He was one of the first victims of an unrestricted opening of the spigots of corporate money in a congressional race. According to a Politico article late in the campaign in 2010, almost 20% of all of the independent expenditures in House races in the entire country were deployed against Alan. His district was flooded with an unrelenting radio and television smear campaign by the corporations who didn’t appreciate his hard work on behalf of consumers and workers. The average person in Orlando saw 70 negative ads against Grayson– $2 million of which was paid for by the Koch Brothers, $2 million by the health insurance industry and another million from the NRCC. The cash that flowed into the district from the Chamber of Commerce and Rove’s band of cutthroats was a direct response to Alan’s reform efforts on the House Financial Services Committee and because he was the most effective national Democratic spokesperson in Congress. The DCCC, of course, offered him no help whatsoever in defending his seat. [Dems didn’t want to fool with the banksters either – who would have financed their campaigns?)

6 responses to “Memories . . . Citizens United: the early days

  1. Dems are backed in a financial corner when it come to campaigning. Progressives get frustrated when they hear the double speak from their own party but there is not an ocean of financing from the progressive side to combat the inflow from the 1%


    • But there is enough money, lib. There is! Grayson himself is a billionaire. (and man, I miss him!)

      Obama’s campaign is expected to spend a billion bucks this year. A billion. He’s my guy and I want him re-elected, almost as much as I want to keep the Repubicans out.

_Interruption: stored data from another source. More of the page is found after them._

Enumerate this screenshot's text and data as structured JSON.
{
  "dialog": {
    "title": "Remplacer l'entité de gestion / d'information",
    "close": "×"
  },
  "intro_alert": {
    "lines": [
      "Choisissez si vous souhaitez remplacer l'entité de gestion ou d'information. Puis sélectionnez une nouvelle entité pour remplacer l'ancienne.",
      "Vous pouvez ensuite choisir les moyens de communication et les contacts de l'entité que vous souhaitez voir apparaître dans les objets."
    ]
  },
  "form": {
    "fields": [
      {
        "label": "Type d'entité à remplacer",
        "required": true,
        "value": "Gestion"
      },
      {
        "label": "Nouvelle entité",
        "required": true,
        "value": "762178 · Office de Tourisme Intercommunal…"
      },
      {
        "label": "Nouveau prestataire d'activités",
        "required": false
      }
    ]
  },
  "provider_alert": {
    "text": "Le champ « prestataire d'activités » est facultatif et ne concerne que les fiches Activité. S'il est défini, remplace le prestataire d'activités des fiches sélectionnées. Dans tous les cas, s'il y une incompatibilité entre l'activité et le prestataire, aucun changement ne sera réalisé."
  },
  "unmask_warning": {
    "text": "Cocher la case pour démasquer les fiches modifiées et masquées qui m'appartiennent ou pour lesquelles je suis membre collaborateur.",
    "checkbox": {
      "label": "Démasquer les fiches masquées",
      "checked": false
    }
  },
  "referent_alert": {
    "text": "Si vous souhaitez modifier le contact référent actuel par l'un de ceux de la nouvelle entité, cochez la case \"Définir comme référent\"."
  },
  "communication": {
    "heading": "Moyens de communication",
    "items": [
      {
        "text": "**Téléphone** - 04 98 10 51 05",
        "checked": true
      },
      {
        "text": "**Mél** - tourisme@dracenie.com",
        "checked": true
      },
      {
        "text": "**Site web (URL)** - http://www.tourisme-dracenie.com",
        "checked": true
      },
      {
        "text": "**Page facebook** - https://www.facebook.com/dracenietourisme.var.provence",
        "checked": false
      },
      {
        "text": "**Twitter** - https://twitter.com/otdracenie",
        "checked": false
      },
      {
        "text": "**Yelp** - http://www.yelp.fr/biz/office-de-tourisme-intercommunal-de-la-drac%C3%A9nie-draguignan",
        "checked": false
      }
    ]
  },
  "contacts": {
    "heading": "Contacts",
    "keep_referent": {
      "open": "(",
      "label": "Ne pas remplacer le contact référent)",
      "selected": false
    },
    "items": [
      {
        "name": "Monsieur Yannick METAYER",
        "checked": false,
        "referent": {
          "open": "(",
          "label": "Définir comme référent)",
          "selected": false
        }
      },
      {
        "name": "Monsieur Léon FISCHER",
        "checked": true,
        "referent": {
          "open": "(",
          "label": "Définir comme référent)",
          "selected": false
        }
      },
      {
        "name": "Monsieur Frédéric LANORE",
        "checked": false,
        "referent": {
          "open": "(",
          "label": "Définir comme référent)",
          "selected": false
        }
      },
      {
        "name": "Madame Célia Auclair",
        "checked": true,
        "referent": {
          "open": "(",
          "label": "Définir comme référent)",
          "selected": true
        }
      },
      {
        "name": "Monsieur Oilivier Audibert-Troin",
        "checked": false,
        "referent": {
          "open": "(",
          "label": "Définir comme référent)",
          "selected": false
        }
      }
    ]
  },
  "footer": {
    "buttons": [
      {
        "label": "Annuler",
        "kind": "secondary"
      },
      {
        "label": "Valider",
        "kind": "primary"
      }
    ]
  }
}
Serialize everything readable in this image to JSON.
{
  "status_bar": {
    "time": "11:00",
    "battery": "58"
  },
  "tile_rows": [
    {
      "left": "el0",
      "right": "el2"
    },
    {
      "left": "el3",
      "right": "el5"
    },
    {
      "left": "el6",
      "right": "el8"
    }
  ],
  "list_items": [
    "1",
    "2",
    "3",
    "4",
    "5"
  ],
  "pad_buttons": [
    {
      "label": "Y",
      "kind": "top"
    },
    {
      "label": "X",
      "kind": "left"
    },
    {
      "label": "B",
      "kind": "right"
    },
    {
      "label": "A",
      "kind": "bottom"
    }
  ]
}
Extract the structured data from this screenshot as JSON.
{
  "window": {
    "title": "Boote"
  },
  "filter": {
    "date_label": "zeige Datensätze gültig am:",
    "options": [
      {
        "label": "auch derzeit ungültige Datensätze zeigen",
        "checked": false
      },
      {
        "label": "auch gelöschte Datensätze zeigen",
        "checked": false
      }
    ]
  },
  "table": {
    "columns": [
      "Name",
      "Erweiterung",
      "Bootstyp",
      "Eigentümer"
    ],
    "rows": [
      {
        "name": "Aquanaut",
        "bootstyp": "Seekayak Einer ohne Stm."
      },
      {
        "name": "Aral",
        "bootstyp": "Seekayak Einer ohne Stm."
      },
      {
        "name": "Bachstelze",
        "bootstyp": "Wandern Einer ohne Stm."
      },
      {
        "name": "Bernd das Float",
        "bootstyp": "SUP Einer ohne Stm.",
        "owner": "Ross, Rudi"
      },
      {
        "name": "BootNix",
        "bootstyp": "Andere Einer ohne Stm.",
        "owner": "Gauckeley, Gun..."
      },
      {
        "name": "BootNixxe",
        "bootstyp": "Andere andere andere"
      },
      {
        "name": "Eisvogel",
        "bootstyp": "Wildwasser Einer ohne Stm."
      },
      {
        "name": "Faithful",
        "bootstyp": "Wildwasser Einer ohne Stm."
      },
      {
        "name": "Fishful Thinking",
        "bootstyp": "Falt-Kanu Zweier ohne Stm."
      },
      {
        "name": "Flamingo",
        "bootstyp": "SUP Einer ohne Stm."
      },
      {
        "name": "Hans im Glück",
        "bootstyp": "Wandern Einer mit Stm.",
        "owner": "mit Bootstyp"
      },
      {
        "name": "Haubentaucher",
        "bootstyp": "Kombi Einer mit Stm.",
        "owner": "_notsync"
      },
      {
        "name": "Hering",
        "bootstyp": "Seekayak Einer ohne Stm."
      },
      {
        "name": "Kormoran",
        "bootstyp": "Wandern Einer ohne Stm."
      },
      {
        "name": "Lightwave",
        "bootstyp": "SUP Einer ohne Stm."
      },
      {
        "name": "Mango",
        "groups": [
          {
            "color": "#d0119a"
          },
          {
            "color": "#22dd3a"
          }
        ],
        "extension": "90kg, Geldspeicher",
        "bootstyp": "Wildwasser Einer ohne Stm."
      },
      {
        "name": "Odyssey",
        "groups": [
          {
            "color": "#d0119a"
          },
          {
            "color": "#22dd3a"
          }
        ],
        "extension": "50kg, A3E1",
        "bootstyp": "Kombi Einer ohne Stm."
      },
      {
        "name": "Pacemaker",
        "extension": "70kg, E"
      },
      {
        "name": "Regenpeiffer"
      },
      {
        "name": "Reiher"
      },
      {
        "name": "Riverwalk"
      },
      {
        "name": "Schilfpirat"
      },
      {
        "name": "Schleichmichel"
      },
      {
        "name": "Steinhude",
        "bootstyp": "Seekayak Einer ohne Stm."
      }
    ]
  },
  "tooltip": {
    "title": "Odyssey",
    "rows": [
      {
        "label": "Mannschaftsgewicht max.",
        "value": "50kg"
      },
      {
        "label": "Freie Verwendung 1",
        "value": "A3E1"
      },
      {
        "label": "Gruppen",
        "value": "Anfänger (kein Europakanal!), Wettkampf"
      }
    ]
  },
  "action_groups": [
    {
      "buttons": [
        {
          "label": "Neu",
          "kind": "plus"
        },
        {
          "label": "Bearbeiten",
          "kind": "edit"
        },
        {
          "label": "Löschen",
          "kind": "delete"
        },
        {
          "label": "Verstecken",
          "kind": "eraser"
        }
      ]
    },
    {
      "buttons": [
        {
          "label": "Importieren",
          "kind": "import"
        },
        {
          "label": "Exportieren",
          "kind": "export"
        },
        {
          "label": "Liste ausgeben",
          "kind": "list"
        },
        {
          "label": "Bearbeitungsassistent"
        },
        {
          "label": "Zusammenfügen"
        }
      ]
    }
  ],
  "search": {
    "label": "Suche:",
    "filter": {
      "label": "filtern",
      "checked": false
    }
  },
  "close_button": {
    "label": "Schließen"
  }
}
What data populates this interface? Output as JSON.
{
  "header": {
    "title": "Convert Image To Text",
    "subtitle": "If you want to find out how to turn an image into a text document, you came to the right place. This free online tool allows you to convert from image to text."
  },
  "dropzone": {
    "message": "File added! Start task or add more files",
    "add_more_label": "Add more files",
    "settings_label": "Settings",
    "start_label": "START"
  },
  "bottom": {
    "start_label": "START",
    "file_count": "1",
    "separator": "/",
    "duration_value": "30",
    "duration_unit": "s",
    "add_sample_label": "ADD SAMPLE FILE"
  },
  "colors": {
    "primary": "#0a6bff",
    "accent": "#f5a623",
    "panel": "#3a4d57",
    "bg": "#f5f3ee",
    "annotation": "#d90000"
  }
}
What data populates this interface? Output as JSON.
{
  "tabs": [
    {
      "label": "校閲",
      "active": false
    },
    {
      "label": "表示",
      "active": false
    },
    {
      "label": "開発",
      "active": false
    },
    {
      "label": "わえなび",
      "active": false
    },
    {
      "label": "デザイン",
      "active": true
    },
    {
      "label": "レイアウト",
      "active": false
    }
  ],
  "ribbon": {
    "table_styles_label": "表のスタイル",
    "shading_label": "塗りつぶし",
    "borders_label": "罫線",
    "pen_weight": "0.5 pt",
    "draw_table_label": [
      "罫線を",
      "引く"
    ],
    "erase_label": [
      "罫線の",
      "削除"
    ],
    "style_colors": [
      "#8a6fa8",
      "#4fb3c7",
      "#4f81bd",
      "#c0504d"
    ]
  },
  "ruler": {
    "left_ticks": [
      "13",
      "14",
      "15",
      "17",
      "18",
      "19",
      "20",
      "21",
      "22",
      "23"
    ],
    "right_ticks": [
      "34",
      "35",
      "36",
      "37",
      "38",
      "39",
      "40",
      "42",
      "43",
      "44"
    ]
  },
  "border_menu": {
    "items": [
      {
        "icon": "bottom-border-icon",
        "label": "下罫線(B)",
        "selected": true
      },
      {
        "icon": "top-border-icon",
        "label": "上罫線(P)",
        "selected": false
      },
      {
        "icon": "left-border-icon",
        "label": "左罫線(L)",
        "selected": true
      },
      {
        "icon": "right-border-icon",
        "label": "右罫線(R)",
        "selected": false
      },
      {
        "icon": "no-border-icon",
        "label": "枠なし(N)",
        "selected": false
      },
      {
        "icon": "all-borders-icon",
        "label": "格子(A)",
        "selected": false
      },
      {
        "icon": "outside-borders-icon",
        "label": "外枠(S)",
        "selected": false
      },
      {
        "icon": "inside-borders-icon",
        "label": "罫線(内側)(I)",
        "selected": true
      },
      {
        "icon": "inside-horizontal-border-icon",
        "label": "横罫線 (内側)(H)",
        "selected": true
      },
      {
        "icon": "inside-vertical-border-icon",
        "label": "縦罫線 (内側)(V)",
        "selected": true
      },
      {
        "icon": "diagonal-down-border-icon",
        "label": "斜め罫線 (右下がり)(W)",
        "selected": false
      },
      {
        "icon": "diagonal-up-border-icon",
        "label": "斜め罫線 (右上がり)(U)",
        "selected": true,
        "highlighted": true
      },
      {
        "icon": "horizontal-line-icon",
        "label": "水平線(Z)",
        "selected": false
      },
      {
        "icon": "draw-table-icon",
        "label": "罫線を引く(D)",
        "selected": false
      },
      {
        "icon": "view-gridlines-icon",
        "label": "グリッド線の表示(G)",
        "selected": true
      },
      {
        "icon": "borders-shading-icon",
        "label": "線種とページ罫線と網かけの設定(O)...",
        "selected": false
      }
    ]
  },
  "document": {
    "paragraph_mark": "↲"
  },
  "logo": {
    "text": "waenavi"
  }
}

      As these campaigns play out, I expect to see astonishing sums spent by both sides.

      Also, welcome!


  2. You and I may agree yes there is enough money and common sense among the common folk to see the best way to cast their vote. Convincing a professional dem who is caught up in the world of fundraising _everyday_ is not so easy.

    Good conversation!


    • I’ve heard that Congress critters – both parties – spend as much as 75% of thier time fundraising. Leaves no time for governing – the permanent campaign has captured them, leaving the lobbyists to sit down with congressional staff to write the legislation. This system is so broken that I don’t see how we recover. Perhaps all we can do these days is mitigrate the damage.